There are 15 Board members.
On the average, this means 2,200 decisions per Board member per year.
180 decisions per Board member per month.
Assuming a 40 hour week, 50 weeks per year, each Board member works 2,000 hours per year.
That’s 55 minutes per case.
If absences due to illness, training, conferences, or even coffee breaks are calculated, the time spent on each appeal is even less.
In such a system, it’s an open question whether justice, fairness, and due process for immigrants truly exists.
BIA Improvement . . . Or Not?
Juan Osuna, acting director of the immigration court system, proudly testified about the progress made by the BIA in recent years at a Senate Judiciary Committee two weeks ago.
He noted the number of appeals going to federal courts are now about ½ what were they were at the high-water mark in 2005.
As part of the Bush administration’s streamlining reforms for immigration courts, the BIA implemented an affirmance without opinion (AWO) policy shortly after he took office.
Under this approach, a single member of the BIA was allowed to affirm a decision of an immigration judge without opinion.
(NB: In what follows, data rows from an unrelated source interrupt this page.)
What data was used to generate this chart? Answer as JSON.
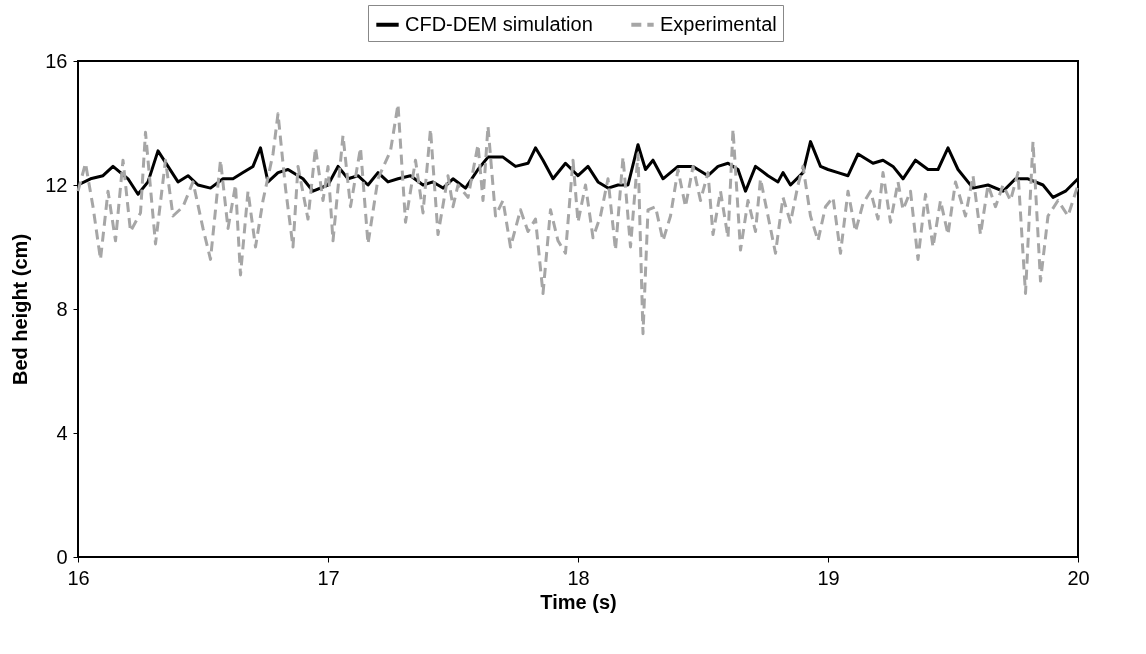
{
  "chart_data": {
    "type": "line",
    "xlabel": "Time (s)",
    "ylabel": "Bed height (cm)",
    "xlim": [
      16,
      20
    ],
    "xticks": [
      16,
      17,
      18,
      19,
      20
    ],
    "ylim": [
      0,
      16
    ],
    "yticks": [
      0,
      4,
      8,
      12,
      16
    ],
    "grid": false,
    "legend": "top",
    "marker": "none",
    "series": [
      {
        "name": "CFD-DEM simulation",
        "color": "#000000",
        "line_style": "solid",
        "x": [
          16.0,
          16.05,
          16.1,
          16.14,
          16.2,
          16.24,
          16.28,
          16.32,
          16.36,
          16.4,
          16.44,
          16.48,
          16.53,
          16.58,
          16.62,
          16.66,
          16.7,
          16.73,
          16.76,
          16.8,
          16.84,
          16.9,
          16.94,
          17.0,
          17.04,
          17.08,
          17.12,
          17.16,
          17.2,
          17.24,
          17.28,
          17.33,
          17.38,
          17.42,
          17.46,
          17.5,
          17.55,
          17.6,
          17.64,
          17.7,
          17.75,
          17.8,
          17.83,
          17.86,
          17.9,
          17.95,
          18.0,
          18.04,
          18.08,
          18.12,
          18.16,
          18.2,
          18.24,
          18.27,
          18.3,
          18.34,
          18.4,
          18.46,
          18.52,
          18.56,
          18.6,
          18.64,
          18.67,
          18.71,
          18.76,
          18.8,
          18.82,
          18.85,
          18.9,
          18.93,
          18.97,
          19.0,
          19.04,
          19.08,
          19.12,
          19.18,
          19.22,
          19.26,
          19.3,
          19.35,
          19.4,
          19.44,
          19.48,
          19.52,
          19.58,
          19.64,
          19.7,
          19.75,
          19.8,
          19.86,
          19.9,
          19.95,
          20.0
        ],
        "values": [
          12.0,
          12.2,
          12.3,
          12.6,
          12.2,
          11.7,
          12.1,
          13.1,
          12.6,
          12.1,
          12.3,
          12.0,
          11.9,
          12.2,
          12.2,
          12.4,
          12.6,
          13.2,
          12.1,
          12.4,
          12.5,
          12.2,
          11.8,
          12.0,
          12.6,
          12.2,
          12.3,
          12.0,
          12.4,
          12.1,
          12.2,
          12.3,
          12.0,
          12.1,
          11.9,
          12.2,
          11.9,
          12.5,
          12.9,
          12.9,
          12.6,
          12.7,
          13.2,
          12.8,
          12.2,
          12.7,
          12.3,
          12.6,
          12.1,
          11.9,
          12.0,
          12.0,
          13.3,
          12.5,
          12.8,
          12.2,
          12.6,
          12.6,
          12.3,
          12.6,
          12.7,
          12.5,
          11.8,
          12.6,
          12.3,
          12.1,
          12.4,
          12.0,
          12.4,
          13.4,
          12.6,
          12.5,
          12.4,
          12.3,
          13.0,
          12.7,
          12.8,
          12.6,
          12.2,
          12.8,
          12.5,
          12.5,
          13.2,
          12.5,
          11.9,
          12.0,
          11.8,
          12.2,
          12.2,
          12.0,
          11.6,
          11.8,
          12.2
        ]
      },
      {
        "name": "Experimental",
        "color": "#a6a6a6",
        "line_style": "dashed",
        "x": [
          16.0,
          16.03,
          16.06,
          16.09,
          16.12,
          16.15,
          16.18,
          16.21,
          16.25,
          16.27,
          16.31,
          16.35,
          16.38,
          16.42,
          16.46,
          16.5,
          16.53,
          16.57,
          16.6,
          16.63,
          16.65,
          16.68,
          16.71,
          16.74,
          16.78,
          16.8,
          16.83,
          16.86,
          16.88,
          16.92,
          16.95,
          16.98,
          17.0,
          17.02,
          17.06,
          17.09,
          17.13,
          17.16,
          17.2,
          17.25,
          17.28,
          17.31,
          17.35,
          17.38,
          17.41,
          17.44,
          17.48,
          17.5,
          17.52,
          17.56,
          17.6,
          17.62,
          17.64,
          17.67,
          17.7,
          17.73,
          17.77,
          17.8,
          17.83,
          17.86,
          17.89,
          17.92,
          17.95,
          17.98,
          18.0,
          18.03,
          18.06,
          18.09,
          18.12,
          18.15,
          18.18,
          18.21,
          18.24,
          18.26,
          18.28,
          18.31,
          18.34,
          18.37,
          18.4,
          18.43,
          18.46,
          18.49,
          18.52,
          18.54,
          18.57,
          18.6,
          18.62,
          18.65,
          18.68,
          18.71,
          18.73,
          18.76,
          18.79,
          18.82,
          18.85,
          18.88,
          18.9,
          18.93,
          18.96,
          18.99,
          19.02,
          19.05,
          19.08,
          19.11,
          19.14,
          19.17,
          19.2,
          19.22,
          19.25,
          19.28,
          19.3,
          19.33,
          19.36,
          19.39,
          19.42,
          19.45,
          19.48,
          19.51,
          19.55,
          19.58,
          19.61,
          19.64,
          19.67,
          19.7,
          19.73,
          19.76,
          19.79,
          19.82,
          19.85,
          19.88,
          19.92,
          19.96,
          20.0
        ],
        "values": [
          11.8,
          12.7,
          11.3,
          9.6,
          11.8,
          10.2,
          12.8,
          10.5,
          11.1,
          13.7,
          10.1,
          12.8,
          11.0,
          11.3,
          12.1,
          10.6,
          9.6,
          12.8,
          10.6,
          12.0,
          9.1,
          11.8,
          10.0,
          11.5,
          13.0,
          14.3,
          11.9,
          10.0,
          12.6,
          10.9,
          13.2,
          11.5,
          12.6,
          10.2,
          13.6,
          11.3,
          13.2,
          10.1,
          12.2,
          13.1,
          14.6,
          10.8,
          12.8,
          11.1,
          13.8,
          10.4,
          12.3,
          11.3,
          12.0,
          11.6,
          13.3,
          11.5,
          13.9,
          11.0,
          11.5,
          10.0,
          11.2,
          10.5,
          10.9,
          8.5,
          11.2,
          10.2,
          9.8,
          12.8,
          10.8,
          12.0,
          10.3,
          11.0,
          12.2,
          9.9,
          12.9,
          10.0,
          13.0,
          7.2,
          11.2,
          11.3,
          10.2,
          11.0,
          12.5,
          11.3,
          12.6,
          11.5,
          12.4,
          10.4,
          11.8,
          10.3,
          13.8,
          9.9,
          11.5,
          10.5,
          12.2,
          11.0,
          9.8,
          11.6,
          10.8,
          12.0,
          12.6,
          11.0,
          10.2,
          11.3,
          11.6,
          9.8,
          11.8,
          10.5,
          11.4,
          11.8,
          10.9,
          12.4,
          10.8,
          12.1,
          11.2,
          11.8,
          9.6,
          11.7,
          10.0,
          11.5,
          10.4,
          12.1,
          11.0,
          12.3,
          10.4,
          12.0,
          11.3,
          12.0,
          11.5,
          12.4,
          8.5,
          13.4,
          8.9,
          11.0,
          11.5,
          11.0,
          12.0
        ]
      }
    ]
  }
}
One sentence. Nothing more.
Before streamlining, all appellate decisions required three Board members.
The policy was intended to apply only in a limited category of cases. Yet, by 2002, AWOs accounted for 36% of Board decisions, most of which denied appeals filed by immigrants.
Fighting to remain in the country, immigrants took their cases to the next level, federal appellate courts.
In 2002, immigration appeals were 8% of Ninth Circuit cases. Three years later, they constituted 48%.
Faced with the flood of new cases, federal judges lambasted the streamlining process. Their criticisms helped change how the BIA handles appeals.
At least in part.
Today most BIA decisions are longer than one sentence. Including long-winded opening recitals of case history, opinions are often 2-3 sentences . . . even when the issues appear to merit longer analysis.
It’s the 55 minute rule.
The problem is no longer affirmances without opinion.
Now, it’s affirmances without thought.
The Legacy Of Streamlining
To be fair, labeling all BIA opinions as affirmances without thought is a bit exaggerated.
Some cases, after all, are easier than others. They take less time to handle. 55 minutes may be sufficient.
Still, many immigration appeals revolve around difficult issues. In these matters, Board members cannot read the court transcripts, study the pleadings, motions, and evidence filed by the parties, and research the legal and factual issues under dispute in such a short window.
The problem stems from the legacy of streamlining.
Although the BIA has reduced the number of AWOs, other aspects of streamlining remain in place.
Like the elimination of the Board’s authority to conduct de novo fact finding.
In its place, the BIA’s review of case facts and credibility determinations was changed to a “clearly erroneous” standard – a more stringent standard which hinders the Board’s ability not only to correct mistakes by immigration judges, but also to check against unwarranted disparities among judges in factually similar cases.
The full effect of this shift is not clear. Yet, there are some clues.
Prior to the 2002 changes, immigrants won 25% of their appeals with the BIA. Shortly after, the number of appeals granted dropped to 10%. The current figures are unknown.
In addition, two issues are conspicuously missing from the Department of Justice’s FY 2010 Statistical Year Book:
- How much time, on the average, does the BIA spend on appeals filed by the government vis-a-vis those filed by immigrants?
- How often, in terms of percentage, does the BIA grant appeals filed by the government vis-a-vis those filed by immigrants?
The BIA As Rubber-Stamp: Perception Or Reality?
For example, in Immigration Appeals: The Need To Reform BIA Procedures, I discussed the frustration of two colleagues who had presented the same issue in separate cases. At their hearings, the issue was interpreted in two different ways by two different judges from the same immigration court.
One judge noted the immigrant’s testimony about his relocation plans was not specific enough. The other held against the immigrant because his testimony about relocation was too specific.
Both filed appeals with the BIA.
Logically, there is a mid-point. Unfortunately, neither statute nor case law has shed much insight on the subject.
On appeal, rather than resolve the apparent contradiction, the BIA did not find either position “clearly erroneous.” It ignored the issue altogether in the first case. In the second matter, the Board minimized the issue, choosing to affirm the judge’s analysis without opinion, and likely without deep thought.
Both immigrants lost their appeal.
In the view of many Riverside immigration attorneys, this type of outcome is not unusual.
The BIA’s penchant for truncated decisions, regardless of case complexity, fuels a perception that the Board operates as a rubber stamp for immigration judges.
It’s hard to disagree when the judges are on a 55 minute time clock.